Donna from Oklahoma
My husband, Harry, was diagnosed with Parkinson's Disease three years ago when he was almost 79. It was a total surprise. For the first year there were small changes but during the second year some of the changes were obvious and more complicated. Christmas Eve of 2015 he began falling. About a month later he had a major fall and sustained several injuries. He spent five days in the hospital and then was sent to an assisted nursing home for 30 days for observation, therapy, and other help. We do not have Social Security nor did we have the major portion of Medicare. We found out that Harry had signed up for Medicare Part A while he was still working and it turned out to be a blessing for us. While we have Blue Cross the expense would have been prohibitive. I don't know what we would have done without Part A. It paid for, and still is paying, for physical, occupational, and speech therapy, along with an aide who comes once a week to help with bathing.
When Harry came home from the hospital he was no longer able to walk. Harry was given a wheelchair and a hospital bed.
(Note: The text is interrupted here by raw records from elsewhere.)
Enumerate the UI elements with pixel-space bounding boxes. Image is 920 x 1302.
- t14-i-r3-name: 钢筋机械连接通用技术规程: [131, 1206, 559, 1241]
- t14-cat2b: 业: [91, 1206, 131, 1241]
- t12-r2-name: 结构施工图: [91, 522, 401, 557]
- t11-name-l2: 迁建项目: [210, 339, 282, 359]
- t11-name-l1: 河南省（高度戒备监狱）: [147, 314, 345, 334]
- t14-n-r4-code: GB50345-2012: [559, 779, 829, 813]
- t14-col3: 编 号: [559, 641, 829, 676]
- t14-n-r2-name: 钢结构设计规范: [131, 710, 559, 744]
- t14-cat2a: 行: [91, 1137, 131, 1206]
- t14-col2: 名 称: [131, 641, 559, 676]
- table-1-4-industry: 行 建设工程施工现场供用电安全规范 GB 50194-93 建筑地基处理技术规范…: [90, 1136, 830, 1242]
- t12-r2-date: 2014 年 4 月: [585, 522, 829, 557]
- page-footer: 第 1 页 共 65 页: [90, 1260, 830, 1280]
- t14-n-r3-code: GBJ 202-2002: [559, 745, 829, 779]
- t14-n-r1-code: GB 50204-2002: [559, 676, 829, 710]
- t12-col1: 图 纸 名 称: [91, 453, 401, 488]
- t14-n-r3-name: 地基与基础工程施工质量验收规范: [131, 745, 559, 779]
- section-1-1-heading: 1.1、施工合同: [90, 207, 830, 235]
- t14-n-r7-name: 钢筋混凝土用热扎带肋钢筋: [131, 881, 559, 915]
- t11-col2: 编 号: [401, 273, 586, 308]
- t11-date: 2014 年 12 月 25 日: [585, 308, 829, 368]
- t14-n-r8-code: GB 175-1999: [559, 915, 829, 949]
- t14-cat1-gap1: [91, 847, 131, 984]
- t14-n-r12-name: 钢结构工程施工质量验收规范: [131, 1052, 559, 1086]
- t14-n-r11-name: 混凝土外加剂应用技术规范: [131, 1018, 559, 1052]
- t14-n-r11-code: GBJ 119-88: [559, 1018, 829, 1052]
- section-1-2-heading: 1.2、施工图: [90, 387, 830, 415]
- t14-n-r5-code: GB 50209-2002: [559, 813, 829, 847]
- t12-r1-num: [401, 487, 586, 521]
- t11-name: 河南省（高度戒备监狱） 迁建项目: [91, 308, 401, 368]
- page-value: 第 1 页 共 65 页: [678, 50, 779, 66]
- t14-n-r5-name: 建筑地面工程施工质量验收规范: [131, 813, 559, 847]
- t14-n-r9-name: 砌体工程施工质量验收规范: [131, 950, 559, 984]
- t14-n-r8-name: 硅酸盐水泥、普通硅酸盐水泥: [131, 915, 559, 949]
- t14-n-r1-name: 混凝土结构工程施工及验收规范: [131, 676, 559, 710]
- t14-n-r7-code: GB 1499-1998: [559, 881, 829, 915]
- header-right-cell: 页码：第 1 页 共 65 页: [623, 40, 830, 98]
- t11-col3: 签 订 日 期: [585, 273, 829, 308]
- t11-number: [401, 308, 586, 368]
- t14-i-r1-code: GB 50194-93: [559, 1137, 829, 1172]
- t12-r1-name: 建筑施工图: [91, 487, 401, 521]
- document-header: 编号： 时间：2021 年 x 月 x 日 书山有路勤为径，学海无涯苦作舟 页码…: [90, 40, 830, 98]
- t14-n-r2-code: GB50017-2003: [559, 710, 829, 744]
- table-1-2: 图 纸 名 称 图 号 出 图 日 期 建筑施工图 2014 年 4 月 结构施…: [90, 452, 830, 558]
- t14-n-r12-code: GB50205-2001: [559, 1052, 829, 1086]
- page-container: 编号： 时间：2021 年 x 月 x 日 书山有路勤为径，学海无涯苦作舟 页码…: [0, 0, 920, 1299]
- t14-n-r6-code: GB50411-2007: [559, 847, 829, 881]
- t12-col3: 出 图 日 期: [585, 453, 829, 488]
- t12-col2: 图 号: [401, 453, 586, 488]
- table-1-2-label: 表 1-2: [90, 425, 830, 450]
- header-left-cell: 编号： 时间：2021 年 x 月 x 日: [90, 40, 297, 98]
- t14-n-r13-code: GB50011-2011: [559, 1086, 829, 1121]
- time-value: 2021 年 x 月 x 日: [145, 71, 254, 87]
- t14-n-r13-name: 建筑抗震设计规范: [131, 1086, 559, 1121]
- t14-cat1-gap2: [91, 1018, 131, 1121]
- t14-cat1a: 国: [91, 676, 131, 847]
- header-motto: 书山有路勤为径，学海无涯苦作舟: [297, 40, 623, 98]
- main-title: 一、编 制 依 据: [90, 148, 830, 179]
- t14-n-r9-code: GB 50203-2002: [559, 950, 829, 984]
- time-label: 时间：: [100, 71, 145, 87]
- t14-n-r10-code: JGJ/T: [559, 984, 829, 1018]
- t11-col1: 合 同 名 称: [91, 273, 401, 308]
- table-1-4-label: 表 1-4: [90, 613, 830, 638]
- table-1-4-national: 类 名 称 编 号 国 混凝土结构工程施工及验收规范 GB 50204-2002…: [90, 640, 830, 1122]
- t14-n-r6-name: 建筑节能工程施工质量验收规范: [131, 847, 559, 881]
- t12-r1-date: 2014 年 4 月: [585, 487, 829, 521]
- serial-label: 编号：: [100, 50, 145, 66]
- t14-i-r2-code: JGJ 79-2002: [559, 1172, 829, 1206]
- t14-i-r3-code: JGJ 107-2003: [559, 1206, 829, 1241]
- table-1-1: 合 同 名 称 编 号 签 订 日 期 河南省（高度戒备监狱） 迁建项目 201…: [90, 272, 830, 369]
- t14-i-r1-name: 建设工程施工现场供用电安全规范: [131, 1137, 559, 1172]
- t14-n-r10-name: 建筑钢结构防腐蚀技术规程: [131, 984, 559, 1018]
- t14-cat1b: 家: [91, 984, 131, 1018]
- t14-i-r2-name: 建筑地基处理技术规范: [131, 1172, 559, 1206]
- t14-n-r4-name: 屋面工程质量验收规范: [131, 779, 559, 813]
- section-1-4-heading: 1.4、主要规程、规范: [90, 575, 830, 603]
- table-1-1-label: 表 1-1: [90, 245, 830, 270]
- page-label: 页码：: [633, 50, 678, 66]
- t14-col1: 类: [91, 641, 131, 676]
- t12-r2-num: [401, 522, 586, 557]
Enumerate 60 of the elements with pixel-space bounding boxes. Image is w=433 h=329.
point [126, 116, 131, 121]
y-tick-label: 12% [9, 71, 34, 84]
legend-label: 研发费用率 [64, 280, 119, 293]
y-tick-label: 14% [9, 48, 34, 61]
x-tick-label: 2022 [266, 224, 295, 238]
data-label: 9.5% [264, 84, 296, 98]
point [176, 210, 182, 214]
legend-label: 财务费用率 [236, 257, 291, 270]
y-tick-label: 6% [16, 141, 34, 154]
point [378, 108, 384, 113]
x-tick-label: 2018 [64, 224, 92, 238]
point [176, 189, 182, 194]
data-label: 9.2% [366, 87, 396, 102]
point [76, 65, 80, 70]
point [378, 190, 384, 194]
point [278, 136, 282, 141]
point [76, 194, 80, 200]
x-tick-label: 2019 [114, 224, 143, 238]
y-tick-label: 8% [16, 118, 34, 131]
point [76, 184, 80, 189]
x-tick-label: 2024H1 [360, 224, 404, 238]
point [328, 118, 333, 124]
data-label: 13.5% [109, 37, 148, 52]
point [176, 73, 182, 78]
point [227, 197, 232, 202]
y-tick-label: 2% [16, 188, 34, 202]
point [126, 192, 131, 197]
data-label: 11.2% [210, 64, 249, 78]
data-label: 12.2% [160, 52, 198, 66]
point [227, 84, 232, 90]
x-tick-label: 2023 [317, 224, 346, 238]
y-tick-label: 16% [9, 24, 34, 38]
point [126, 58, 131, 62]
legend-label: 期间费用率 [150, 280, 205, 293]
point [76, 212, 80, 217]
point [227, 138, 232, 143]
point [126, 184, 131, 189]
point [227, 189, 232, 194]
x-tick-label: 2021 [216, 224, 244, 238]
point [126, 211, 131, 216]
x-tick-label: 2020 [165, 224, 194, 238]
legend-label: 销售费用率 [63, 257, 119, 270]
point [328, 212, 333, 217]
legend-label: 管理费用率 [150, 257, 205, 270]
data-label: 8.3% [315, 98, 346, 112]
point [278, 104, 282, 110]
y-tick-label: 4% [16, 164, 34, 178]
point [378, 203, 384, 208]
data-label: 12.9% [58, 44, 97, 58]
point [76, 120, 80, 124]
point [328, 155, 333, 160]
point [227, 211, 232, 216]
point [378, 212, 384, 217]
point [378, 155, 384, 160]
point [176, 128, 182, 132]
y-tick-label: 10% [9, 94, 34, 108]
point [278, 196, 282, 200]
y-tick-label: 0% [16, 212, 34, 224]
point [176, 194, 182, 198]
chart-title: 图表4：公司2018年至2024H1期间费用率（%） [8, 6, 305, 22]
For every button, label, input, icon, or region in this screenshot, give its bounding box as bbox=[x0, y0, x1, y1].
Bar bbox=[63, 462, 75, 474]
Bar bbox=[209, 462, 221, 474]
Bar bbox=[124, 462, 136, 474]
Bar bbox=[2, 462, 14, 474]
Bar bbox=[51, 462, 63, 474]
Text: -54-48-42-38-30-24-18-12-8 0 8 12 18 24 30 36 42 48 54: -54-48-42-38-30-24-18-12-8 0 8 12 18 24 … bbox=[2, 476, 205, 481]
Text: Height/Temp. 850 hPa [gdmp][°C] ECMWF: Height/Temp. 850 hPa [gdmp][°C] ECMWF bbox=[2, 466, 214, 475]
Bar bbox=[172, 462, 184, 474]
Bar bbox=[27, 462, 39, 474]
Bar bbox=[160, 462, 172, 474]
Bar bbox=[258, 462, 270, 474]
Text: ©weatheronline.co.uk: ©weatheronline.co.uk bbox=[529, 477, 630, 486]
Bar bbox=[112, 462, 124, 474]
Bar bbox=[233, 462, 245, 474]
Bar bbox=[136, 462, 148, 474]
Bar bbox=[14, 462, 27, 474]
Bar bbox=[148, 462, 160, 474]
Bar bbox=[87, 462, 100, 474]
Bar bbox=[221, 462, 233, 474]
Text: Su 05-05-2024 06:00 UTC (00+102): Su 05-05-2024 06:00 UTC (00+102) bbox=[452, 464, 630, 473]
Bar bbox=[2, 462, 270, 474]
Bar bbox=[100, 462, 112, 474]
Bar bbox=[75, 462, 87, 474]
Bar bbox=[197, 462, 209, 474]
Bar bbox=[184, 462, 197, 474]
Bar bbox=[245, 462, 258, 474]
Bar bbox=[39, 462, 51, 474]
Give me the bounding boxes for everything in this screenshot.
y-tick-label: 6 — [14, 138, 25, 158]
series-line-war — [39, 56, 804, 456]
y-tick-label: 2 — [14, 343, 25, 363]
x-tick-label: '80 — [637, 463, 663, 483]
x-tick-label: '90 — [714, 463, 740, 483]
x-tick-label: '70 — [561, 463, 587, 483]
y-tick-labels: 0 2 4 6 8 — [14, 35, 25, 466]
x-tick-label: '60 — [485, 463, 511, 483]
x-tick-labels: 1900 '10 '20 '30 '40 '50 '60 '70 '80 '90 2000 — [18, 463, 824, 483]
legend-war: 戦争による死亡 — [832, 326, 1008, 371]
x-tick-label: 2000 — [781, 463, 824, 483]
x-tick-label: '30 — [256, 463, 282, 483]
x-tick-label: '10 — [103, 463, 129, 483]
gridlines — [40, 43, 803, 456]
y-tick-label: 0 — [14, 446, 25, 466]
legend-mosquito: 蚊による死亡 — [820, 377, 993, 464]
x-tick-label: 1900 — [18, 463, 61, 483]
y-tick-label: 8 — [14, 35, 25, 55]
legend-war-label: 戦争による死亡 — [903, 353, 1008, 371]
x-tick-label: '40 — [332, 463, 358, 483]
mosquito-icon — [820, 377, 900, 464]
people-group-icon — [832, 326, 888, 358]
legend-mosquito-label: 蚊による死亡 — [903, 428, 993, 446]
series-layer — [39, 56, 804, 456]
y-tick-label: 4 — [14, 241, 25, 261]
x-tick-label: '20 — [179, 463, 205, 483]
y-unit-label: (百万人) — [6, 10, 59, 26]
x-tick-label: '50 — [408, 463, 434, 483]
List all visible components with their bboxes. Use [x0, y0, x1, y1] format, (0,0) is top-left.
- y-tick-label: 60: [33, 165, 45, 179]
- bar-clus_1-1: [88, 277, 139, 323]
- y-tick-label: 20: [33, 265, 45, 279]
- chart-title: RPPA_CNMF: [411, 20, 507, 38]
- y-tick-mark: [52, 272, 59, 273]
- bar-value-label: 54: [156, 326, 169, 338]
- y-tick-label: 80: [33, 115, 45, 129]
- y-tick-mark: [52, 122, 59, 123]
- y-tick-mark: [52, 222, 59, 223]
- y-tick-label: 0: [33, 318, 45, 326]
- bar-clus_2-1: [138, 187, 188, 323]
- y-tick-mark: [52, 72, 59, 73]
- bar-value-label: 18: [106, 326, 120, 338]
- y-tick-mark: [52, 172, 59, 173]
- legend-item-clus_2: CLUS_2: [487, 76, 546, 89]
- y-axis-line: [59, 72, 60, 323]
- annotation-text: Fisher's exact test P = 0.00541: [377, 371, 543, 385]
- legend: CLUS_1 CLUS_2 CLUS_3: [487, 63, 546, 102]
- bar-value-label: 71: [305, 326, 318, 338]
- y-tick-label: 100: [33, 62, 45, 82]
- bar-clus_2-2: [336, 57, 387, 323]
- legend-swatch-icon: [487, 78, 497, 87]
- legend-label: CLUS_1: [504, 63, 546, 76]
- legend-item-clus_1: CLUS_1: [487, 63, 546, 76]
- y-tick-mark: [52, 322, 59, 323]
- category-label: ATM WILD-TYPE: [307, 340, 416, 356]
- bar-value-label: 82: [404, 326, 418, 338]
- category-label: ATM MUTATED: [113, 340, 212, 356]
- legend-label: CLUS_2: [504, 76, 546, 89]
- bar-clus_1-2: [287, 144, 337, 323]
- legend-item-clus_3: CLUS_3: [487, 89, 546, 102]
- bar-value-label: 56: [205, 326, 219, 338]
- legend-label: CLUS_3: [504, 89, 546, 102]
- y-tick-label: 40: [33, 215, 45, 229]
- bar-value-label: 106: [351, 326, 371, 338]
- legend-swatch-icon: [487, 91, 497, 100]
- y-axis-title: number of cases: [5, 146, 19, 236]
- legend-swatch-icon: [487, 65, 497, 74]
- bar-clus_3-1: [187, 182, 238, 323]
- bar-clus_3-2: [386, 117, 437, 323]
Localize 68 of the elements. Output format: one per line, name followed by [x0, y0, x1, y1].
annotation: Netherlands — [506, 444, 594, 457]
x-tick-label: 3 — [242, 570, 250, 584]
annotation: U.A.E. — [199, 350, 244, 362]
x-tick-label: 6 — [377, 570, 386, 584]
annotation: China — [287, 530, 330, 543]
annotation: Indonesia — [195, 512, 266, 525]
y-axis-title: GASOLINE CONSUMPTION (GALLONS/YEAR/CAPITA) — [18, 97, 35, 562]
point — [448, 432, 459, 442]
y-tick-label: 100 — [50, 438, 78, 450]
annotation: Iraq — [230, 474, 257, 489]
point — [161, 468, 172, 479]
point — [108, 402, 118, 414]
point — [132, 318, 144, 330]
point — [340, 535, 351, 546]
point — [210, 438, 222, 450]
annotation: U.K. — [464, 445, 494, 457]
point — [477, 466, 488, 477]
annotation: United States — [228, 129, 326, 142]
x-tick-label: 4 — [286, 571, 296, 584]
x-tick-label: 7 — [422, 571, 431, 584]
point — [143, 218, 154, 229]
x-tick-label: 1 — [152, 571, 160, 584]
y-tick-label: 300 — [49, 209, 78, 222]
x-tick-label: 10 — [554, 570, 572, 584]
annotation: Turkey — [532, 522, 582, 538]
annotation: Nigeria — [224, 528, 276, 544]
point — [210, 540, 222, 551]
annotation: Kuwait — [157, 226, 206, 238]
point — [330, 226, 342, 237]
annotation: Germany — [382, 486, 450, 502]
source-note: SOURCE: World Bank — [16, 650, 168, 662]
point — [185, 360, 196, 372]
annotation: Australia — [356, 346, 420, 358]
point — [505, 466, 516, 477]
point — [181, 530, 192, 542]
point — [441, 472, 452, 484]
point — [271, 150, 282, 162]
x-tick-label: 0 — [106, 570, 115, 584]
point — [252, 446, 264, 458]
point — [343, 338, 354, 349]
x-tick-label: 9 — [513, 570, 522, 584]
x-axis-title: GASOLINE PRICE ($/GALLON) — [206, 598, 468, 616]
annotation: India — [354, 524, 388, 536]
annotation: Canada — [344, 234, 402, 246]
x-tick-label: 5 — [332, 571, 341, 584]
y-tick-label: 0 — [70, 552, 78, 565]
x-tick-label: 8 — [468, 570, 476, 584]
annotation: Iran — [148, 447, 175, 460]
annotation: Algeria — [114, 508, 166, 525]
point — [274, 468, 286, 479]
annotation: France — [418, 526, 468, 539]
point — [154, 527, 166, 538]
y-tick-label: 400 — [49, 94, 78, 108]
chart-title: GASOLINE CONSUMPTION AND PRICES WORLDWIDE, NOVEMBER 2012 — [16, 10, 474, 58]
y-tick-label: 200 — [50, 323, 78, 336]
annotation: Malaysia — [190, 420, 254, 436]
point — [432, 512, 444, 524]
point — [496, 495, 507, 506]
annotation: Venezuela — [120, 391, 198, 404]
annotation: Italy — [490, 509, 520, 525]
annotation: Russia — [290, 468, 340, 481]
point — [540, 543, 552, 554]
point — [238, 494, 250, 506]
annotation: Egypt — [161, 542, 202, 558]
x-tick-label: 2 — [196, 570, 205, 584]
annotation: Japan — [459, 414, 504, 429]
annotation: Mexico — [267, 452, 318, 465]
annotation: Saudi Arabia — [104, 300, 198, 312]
We placed the bed in the living room so he could be among the regular activities of life. I didn't want him put in a bedroom off by himself.
A physical therapist was called in to help him with walking but even I could tell it was never going to be something he'd ever be able to do again. After several months they switched him to an occupational therapist who helps him with upper body strength to help him move around better in the bed. At the beginning he had hallucinations such as seeing ants crawling on the ceiling, or thinking that an old friend had come to visit him. Some of his thinking was a little off but after a while with proper diet and therapy he was doing okay. He hasn't had hallucinations in several months.
Our occupational therapist looked into renting a Hoyer Lift to help get him out of bed and into a wheelchair. There was no way I could do it myself. Taking Harry to see his neurologist entailed having my son and his friend, who are both over 6 feet tall and who do weight training, help get Harry in and out of the car. My husband only weighs around 150-160 but it's total dead weight. He can't help himself to stand up and has no control. He is also incontinent and that presents another set of problems which I think I've handled pretty well.
While so much of what I've said sounds negative, I have to tell you that Harry has been the sweetest patient ever. He never complains. He's laid back, agreeable, seemingly happy, laughs a lot, compliments me constantly on the way I care for him and on the meals I fix him. I have heard horror stories from nurses and therapists who have told me how lucky I am to have a husband with such a good attitude. I can't imagine how difficult it would be to care for someone who yelled or complained all the time or were abusive.
We have had wonderful therapists and nurses. Every single person seems to care. They are upbeat and caring. They joke with Harry and make him laugh. They see him as a person - not just a patient. The occupational therapist I mentioned earlier also talked with her boss and had a form sent to me to fill out. Based on my answers we were able to stop paying rent on the wheelchair, the bed, and the Hoyer Lift. That saved us quite a bit of money each month.
I do not know what's ahead of us, but with the people from Home Health and the rest of our family, I feel we're going to be okay.